Actually getting back to the point about government, when Bernie Shaw left Baghdad a couple of days into the war, he went to Jordan, Amman, on the way back to the States. The embassy called him and said they wanted him to be debriefed by the defense attaché. Bernie said `No, I’m not going to do it.’ They said, `What’s wrong? You’re not patriotic?’ He said, `No, to hell with it, it’s not my job to be debriefed. If you want to know, it’s on CNN.’
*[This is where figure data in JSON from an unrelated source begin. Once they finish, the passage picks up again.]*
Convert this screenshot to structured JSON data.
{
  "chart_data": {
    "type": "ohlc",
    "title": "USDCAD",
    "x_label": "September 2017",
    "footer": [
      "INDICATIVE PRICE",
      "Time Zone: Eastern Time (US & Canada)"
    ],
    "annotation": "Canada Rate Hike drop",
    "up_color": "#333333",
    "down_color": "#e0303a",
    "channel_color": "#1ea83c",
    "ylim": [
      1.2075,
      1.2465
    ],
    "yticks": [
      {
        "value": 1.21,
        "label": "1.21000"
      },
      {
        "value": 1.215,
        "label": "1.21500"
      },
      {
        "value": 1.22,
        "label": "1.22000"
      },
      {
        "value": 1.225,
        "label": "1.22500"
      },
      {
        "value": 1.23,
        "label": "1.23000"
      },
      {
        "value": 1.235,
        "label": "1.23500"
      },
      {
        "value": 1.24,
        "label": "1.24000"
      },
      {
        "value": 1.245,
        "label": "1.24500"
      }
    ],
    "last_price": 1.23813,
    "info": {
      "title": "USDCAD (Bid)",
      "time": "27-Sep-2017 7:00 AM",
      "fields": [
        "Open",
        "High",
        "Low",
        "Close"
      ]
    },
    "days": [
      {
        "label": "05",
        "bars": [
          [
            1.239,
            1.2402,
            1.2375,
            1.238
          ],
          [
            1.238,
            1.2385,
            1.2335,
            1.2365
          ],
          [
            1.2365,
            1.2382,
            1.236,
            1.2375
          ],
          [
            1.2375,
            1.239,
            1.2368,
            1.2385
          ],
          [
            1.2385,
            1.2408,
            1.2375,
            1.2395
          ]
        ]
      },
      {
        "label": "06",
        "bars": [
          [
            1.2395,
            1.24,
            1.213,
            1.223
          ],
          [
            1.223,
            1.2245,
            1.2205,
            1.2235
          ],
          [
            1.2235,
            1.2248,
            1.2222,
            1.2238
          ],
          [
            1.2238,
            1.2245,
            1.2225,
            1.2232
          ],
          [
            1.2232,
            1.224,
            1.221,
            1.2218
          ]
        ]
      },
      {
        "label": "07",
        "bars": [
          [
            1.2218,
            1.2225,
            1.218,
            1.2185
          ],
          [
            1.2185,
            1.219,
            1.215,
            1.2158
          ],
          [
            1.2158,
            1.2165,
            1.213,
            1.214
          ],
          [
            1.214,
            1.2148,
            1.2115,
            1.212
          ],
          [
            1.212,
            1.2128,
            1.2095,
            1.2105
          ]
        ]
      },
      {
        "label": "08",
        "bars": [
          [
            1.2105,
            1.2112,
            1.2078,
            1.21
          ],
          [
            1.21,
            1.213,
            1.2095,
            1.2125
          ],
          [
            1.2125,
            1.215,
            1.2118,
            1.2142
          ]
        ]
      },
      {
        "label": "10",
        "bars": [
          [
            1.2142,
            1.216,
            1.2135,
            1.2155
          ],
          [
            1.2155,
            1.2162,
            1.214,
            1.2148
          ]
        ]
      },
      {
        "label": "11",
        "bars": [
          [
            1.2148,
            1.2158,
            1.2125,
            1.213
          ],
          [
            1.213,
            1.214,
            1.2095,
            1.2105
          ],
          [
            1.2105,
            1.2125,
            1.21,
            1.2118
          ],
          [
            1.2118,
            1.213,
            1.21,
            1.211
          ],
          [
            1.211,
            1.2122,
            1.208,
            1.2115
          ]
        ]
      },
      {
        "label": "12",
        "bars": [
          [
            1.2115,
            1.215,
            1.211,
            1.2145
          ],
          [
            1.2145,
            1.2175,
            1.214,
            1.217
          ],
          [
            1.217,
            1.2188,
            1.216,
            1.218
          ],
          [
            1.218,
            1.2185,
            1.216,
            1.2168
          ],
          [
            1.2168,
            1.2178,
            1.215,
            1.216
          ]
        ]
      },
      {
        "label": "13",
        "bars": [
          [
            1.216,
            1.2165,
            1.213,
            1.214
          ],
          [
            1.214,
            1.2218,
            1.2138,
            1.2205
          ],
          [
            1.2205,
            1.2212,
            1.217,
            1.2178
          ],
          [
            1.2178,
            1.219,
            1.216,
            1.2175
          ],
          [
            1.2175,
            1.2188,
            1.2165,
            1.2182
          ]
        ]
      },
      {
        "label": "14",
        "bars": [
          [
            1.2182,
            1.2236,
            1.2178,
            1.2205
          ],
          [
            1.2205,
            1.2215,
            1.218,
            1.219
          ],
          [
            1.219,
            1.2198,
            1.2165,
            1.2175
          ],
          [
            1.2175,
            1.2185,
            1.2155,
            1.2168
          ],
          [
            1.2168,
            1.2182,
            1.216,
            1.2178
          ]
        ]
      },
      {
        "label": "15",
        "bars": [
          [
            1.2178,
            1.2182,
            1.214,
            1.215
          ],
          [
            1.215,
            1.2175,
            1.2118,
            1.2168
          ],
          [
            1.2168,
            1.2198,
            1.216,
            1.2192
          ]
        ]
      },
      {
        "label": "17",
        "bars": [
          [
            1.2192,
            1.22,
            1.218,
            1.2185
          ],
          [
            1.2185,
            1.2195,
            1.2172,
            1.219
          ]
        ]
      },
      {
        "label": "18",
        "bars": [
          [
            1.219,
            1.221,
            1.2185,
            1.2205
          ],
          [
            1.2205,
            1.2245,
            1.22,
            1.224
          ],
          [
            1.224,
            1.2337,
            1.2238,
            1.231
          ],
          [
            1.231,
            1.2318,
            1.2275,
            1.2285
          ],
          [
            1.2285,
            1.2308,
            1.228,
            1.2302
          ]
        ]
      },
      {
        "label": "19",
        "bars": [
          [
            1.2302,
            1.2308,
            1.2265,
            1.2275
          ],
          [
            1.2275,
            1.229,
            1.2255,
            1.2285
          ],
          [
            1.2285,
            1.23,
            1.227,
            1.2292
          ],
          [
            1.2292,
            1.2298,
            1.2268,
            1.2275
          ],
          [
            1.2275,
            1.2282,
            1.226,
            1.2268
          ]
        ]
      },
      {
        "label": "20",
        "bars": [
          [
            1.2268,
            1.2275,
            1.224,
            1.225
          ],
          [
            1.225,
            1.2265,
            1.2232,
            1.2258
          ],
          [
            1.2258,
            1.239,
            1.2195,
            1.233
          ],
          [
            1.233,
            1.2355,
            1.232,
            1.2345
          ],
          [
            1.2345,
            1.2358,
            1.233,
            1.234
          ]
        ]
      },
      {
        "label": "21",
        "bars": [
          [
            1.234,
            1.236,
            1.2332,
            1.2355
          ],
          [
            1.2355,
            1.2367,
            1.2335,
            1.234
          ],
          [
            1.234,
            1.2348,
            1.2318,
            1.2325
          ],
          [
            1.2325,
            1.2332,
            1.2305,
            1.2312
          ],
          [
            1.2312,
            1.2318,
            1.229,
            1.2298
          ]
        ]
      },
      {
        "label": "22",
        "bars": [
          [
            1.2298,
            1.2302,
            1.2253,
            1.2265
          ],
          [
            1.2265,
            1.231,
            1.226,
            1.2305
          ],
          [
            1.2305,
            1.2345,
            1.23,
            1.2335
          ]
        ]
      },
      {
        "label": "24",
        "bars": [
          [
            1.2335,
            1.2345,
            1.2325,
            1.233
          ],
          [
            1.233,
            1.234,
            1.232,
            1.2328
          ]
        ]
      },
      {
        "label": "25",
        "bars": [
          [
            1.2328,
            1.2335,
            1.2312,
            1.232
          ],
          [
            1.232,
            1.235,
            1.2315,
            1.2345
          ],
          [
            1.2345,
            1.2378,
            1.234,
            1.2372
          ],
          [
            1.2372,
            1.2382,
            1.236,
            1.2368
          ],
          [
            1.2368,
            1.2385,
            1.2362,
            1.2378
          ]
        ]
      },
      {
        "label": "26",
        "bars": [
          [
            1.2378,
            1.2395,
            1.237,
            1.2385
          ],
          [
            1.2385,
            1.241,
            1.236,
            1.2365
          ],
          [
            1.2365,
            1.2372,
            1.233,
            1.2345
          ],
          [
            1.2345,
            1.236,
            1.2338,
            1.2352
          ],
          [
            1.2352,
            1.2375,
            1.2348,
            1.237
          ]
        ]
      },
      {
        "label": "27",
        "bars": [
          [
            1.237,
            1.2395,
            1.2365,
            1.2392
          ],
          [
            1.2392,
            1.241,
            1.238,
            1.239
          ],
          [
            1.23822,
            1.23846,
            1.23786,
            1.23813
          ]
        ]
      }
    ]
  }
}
They’ll try and ask you things like `Do you recognize this man in the group of people you met?’ It’s not my job to finger people, it’s not my job to be an agent of the U.S. government, or of any government. I mean, I’m not specialized, I’m not trained, I’m not being paid for that and I just don’t expect the Iraqis to say to me, `.Well, is the U.S. using this now?’ I wouldn’t tell them. I mean, what will it mean . I’m not in the business of spying for either side. I think that is something we, the media, shouldn’t be involved in. If indeed they want to see the interview afterwards or if indeed things about what we report you want to tell them, that’s all right. But going beyond things we normally report, I think it’s ill-considered, it’s stupid. It’s also dangerous because if word gets out you’re working for a government, your life can be terminated very quickly in some places like that.

THE HOYA: What kind of role do you see yourself playing in the media today with the potential war with Iraq?

Arnett: Well I’ve been over there. I was over in Iraq for the month of May and I did an hour documentary for National Geographic Explorer. I was over there November through mid-December and I’ve done another hour that will come out in a few weeks. I do a lot of commentary and stuff on television – I know a lot about Iraq, I’ve been there many times wince the Gulf War, been there 15 or 20 times. I interviewed the officials, I’m willing to talk about my assessment of what’s going to happen, what the Iraqis say. At this point in time I know a lot of people there. The documentaries sort of talk about how, if indeed there is war, how it will affect the lives of several families I know. One of them is a big soccer star, another’s a student from a modest family who’s studying English and media, the other is a very poor family where the father is a cleaner in a mosque . I just want to talk about the people who will be there after the war. I’m the veteran reporter . I like to be in these places so long as I still have the energy, if my brain is still willing to face the crisis, I want to continue doing it. I think history is being made – one more chance to see it happening. I’ve been [in media] for 40 years or so but as long as I’m still thrilled and excited about what I do, as long as opportunity lets me play the game and there’s still a civic conscience and need for accurate reporting, I feel that’s good enough reason to continue doing it. That’s not unusual in American life to be called in this way – you could call me the Frank Lautenberg of war correspondence. Frank Lautenberg was the New Jersey senator who came in to fill in the slot after Torricelli sit. Lautenberg’s 80 years old, he’d been in the senate and retired . so I guess I’m the Frank Lautenberg of war correspondence.

THE HOYA: What attracted you to journalism?

Arnett: When I was a kid I used to hear broadcasts of WWII and I was intrigued by what was happening. Everything I learned was from radio broadcasts and then newspapers. I liked writing essays and that in school, so I think I gravitated with a taste for writing and an interest in what was happening in the world. I come from a little town in the southern part of New Zealand . journalism was just a ticket to ride, really. I worked on my local newspaper and just worked up from there.